Not because either one of us had a particularly large debt, or were "bad" with budgeting. On the contrary, it was more that I love dealing with and talking about money, and I knew I wanted to be 100 percent in charge of ours.
Obviously, we would need to have a talk about that.
It sounds easy, but when push comes to shove, the conversation can be awkward. Jackie Black, Ph.D., BCC, relationship expert, and author of Couples and Money: Cracking the Code to Ending the #1 Conflict in Marriage, and LearnVest Director of Financial Planning Stephany Kirkpatrick, CFP®, gave us some important pointers on the best ways to have the money talk, what topics to cover . . . and why it's so important in the first place.
Why You Need to Talk About Money
"People's pasts deeply affect, and continue to influence, their financial presents and futures," explains Dr. Black. "Values, beliefs, attitudes, and behaviors related to money significantly limit people being able to talk about it and make good choices."
After all, a talk about money is rarely just a talk about dollars and cents — it's a more intimate reveal of beliefs and values, expressed through how you spend.
Don't believe us? Consider this question: Is private college tuition worth it? Most couples could debate for hours about whether they're gunning to send their kids to an Ivy League or a state school (or whether they'll foot the bill for college at all), and decisions like that have a big impact on where you put your money and how much of it.
Read on for more.
Plus, says Dr. Black, the way you manage money with your partner is a mirror of the ways you handle (or don't) all kinds of issues in your relationship. In fact, the more a couple disagrees, the higher their chance of divorce: A 2009 study found that couples who disagree over money once a week are 30 percent more likely to part ways than couples who have those same disagreements once a month.
Knowing that, it's high time you had the conversation. When you do, here's what you need to get on the same page about.
Dr. Black categorizes money conversations into six types. Even conversations about building a life and having a family fall into these categories. According to her, there are virtually no goals, hopes, dreams, or decisions that couples make that are not in some way related to money, so there are key questions to ask.
- Earning: This is the time to discuss whether or not you both plan to have a job, for how long, and whether each of you (or one of you) wants a career. If you want kids, who will take care of them?
- Spending: You'll want to decide what your priorities are: whether you'll spend money on private school, traveling outside of the country, or taking care of aging parents. Is there a dollar amount (say, $300, above which you want to check in with each other before buying something?)

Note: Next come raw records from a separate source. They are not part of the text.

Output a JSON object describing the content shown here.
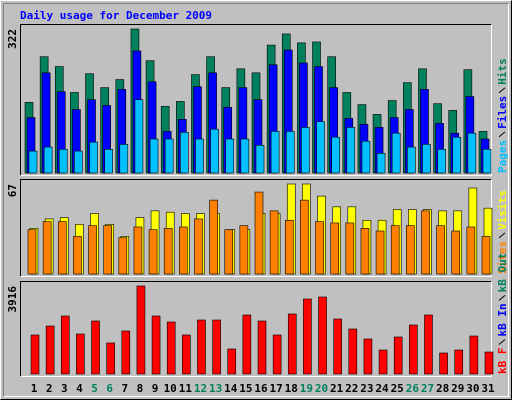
{
  "chart_data": [
    {
      "type": "bar",
      "title": "Daily usage for December 2009",
      "title_color": "#0000ff",
      "ylim": [
        0,
        322
      ],
      "yticks": [
        322
      ],
      "series": [
        {
          "name": "Hits",
          "color": "#00805c",
          "values": [
            158,
            260,
            238,
            180,
            222,
            191,
            209,
            322,
            251,
            149,
            160,
            220,
            260,
            191,
            233,
            224,
            286,
            311,
            291,
            293,
            260,
            180,
            153,
            131,
            162,
            202,
            233,
            155,
            140,
            231,
            93
          ]
        },
        {
          "name": "Files",
          "color": "#0000ff",
          "values": [
            124,
            224,
            182,
            142,
            164,
            151,
            187,
            273,
            204,
            93,
            120,
            193,
            224,
            147,
            191,
            164,
            242,
            275,
            246,
            238,
            191,
            122,
            109,
            102,
            124,
            142,
            187,
            111,
            89,
            171,
            76
          ]
        },
        {
          "name": "Pages",
          "color": "#00c0ff",
          "values": [
            49,
            58,
            53,
            49,
            69,
            53,
            64,
            164,
            76,
            76,
            91,
            76,
            98,
            76,
            76,
            62,
            93,
            93,
            102,
            115,
            80,
            102,
            71,
            44,
            89,
            58,
            64,
            53,
            80,
            89,
            53
          ]
        }
      ]
    },
    {
      "type": "bar",
      "ylim": [
        0,
        67
      ],
      "yticks": [
        67
      ],
      "series": [
        {
          "name": "Visits",
          "color": "#ffff00",
          "values": [
            34,
            41,
            42,
            37,
            45,
            37,
            28,
            42,
            47,
            46,
            45,
            45,
            45,
            33,
            33,
            45,
            45,
            67,
            67,
            58,
            50,
            50,
            40,
            40,
            48,
            48,
            48,
            47,
            47,
            64,
            49
          ]
        },
        {
          "name": "Sites",
          "color": "#ff8000",
          "values": [
            33,
            39,
            39,
            28,
            36,
            36,
            27,
            35,
            33,
            34,
            35,
            41,
            55,
            33,
            36,
            61,
            47,
            40,
            55,
            39,
            38,
            38,
            34,
            32,
            36,
            36,
            47,
            36,
            32,
            35,
            28
          ]
        }
      ]
    },
    {
      "type": "bar",
      "ylim": [
        0,
        3916
      ],
      "yticks": [
        3916
      ],
      "categories": [
        1,
        2,
        3,
        4,
        5,
        6,
        7,
        8,
        9,
        10,
        11,
        12,
        13,
        14,
        15,
        16,
        17,
        18,
        19,
        20,
        21,
        22,
        23,
        24,
        25,
        26,
        27,
        28,
        29,
        30,
        31
      ],
      "category_color": "#000000",
      "weekend_color": "#00805c",
      "weekend_days": [
        5,
        6,
        12,
        13,
        19,
        20,
        26,
        27
      ],
      "series": [
        {
          "name": "kB Out",
          "color": "#00805c",
          "values": [
            0,
            0,
            0,
            0,
            0,
            0,
            0,
            0,
            0,
            0,
            0,
            0,
            0,
            0,
            0,
            0,
            0,
            0,
            0,
            0,
            0,
            0,
            0,
            0,
            0,
            0,
            0,
            0,
            0,
            0,
            0
          ]
        },
        {
          "name": "kB In",
          "color": "#0000ff",
          "values": [
            0,
            0,
            0,
            0,
            0,
            0,
            0,
            0,
            0,
            0,
            0,
            0,
            0,
            0,
            0,
            0,
            0,
            0,
            0,
            0,
            0,
            0,
            0,
            0,
            0,
            0,
            0,
            0,
            0,
            0,
            0
          ]
        },
        {
          "name": "kB F",
          "color": "#ff0000",
          "values": [
            1736,
            2136,
            2581,
            1780,
            2359,
            1380,
            1914,
            3916,
            2581,
            2314,
            1736,
            2403,
            2403,
            1113,
            2626,
            2359,
            1736,
            2670,
            3338,
            3427,
            2448,
            2003,
            1558,
            1068,
            1647,
            2181,
            2626,
            935,
            1068,
            1691,
            979
          ]
        }
      ]
    }
  ]
}
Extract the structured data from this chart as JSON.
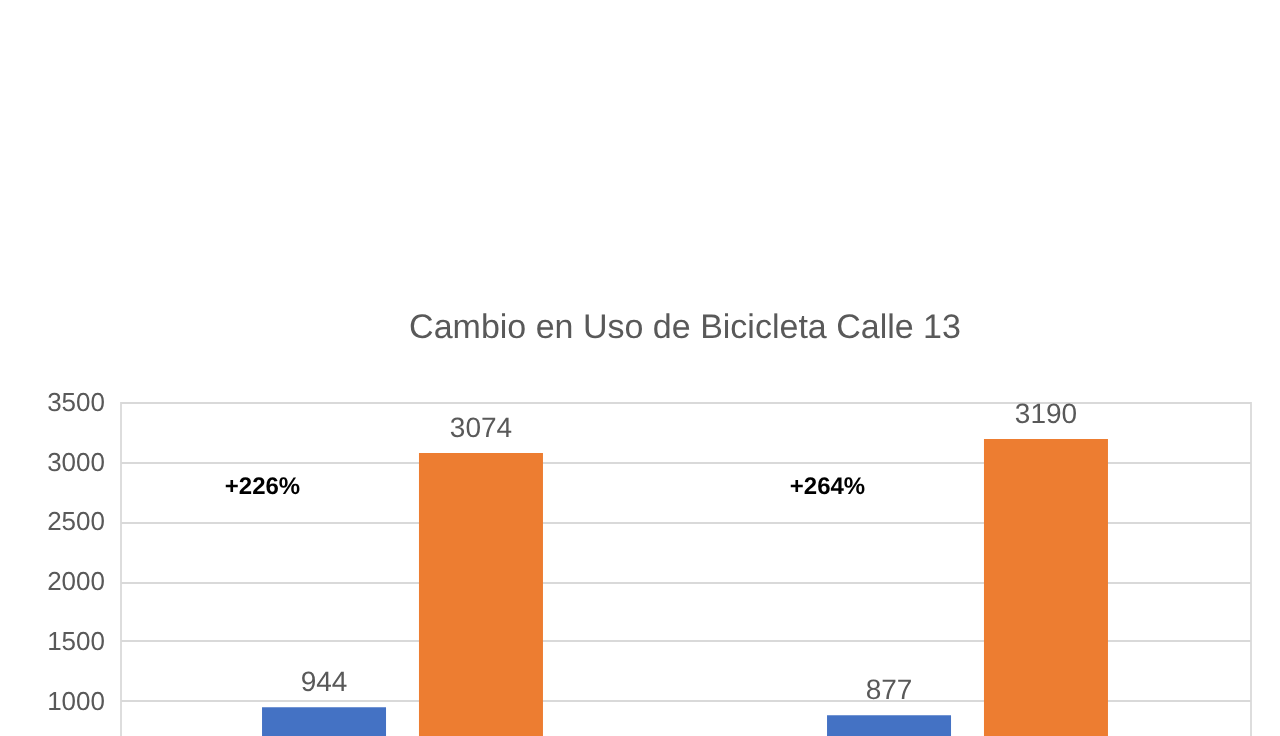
{
  "chart_data": {
    "type": "bar",
    "title": "Cambio en Uso de Bicicleta Calle 13",
    "categories": [
      null,
      null
    ],
    "series": [
      {
        "color": "#4472c4",
        "values": [
          944,
          877
        ]
      },
      {
        "color": "#ed7d31",
        "values": [
          3074,
          3190
        ]
      }
    ],
    "ylim": [
      0,
      3500
    ],
    "yticks": [
      1000,
      1500,
      2000,
      2500,
      3000,
      3500
    ],
    "grid": "y",
    "legend": false,
    "data_labels": true,
    "annotations": [
      "+226%",
      "+264%"
    ]
  }
}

- Accounting: How will you keep track of your bank accounts, the money that's going in and out, and have an awareness of your overall net worth? Will you have a budget, and how will you divide the financial tasks in your relationship?
- Saving: How much savings do you each want to have on hand? Are you naturally "savers" or "spenders"? What goals are you saving for, and what do you want to spend that money on?
- Investing: Do you want to put money in the market? This is a discussion about your risk tolerance, different views on how best to invest, or whether to do it at all.
- Building Wealth: Finally, you'll want to talk about how to make your money grow. How much will you need, collectively, to retire comfortably or put kids through college, and what will your mindset be in terms of how you'll spend your wealth?
The Trick to a Successful Money Talk
In LearnVest and Chase Blueprint's free webinar The Money Talk, LearnVest Director of Financial Planning Stephany Kirkpatrick advises setting aside time on a weekend morning or afternoon — so you're not tired or cranky after work, especially since studies have shown that we're a lot worse at hearing other people's opinions when we're tired. It's also a good idea to have some food, because those same studies have shown that we're better at being patient and making decisions when we don't have an empty stomach.
Not every talk needs to be a summit, but you should be talking about money with your partner at least once a month. If you're uncomfortable starting the conversation, Kirkpatrick recommends the following openers:
- "I was reading a story on this financial website the other day and saw this webinar — it was all about how couples are supposed to talk to each other about their money situations, and I realized that we should probably have that conversation."
- "I was thinking that I could answer any questions you can think of about my money situation, and I could ask you a little about where you stand, like what the big things are you're saving up for and what your main priorities are with your money."
- "You're really good at investing/saving/balancing your checkbook, and I'd love to be the same way. I am wondering if we could talk about how you got there."
- "What do you think about my spending habits? Is there anything you wish I would change?"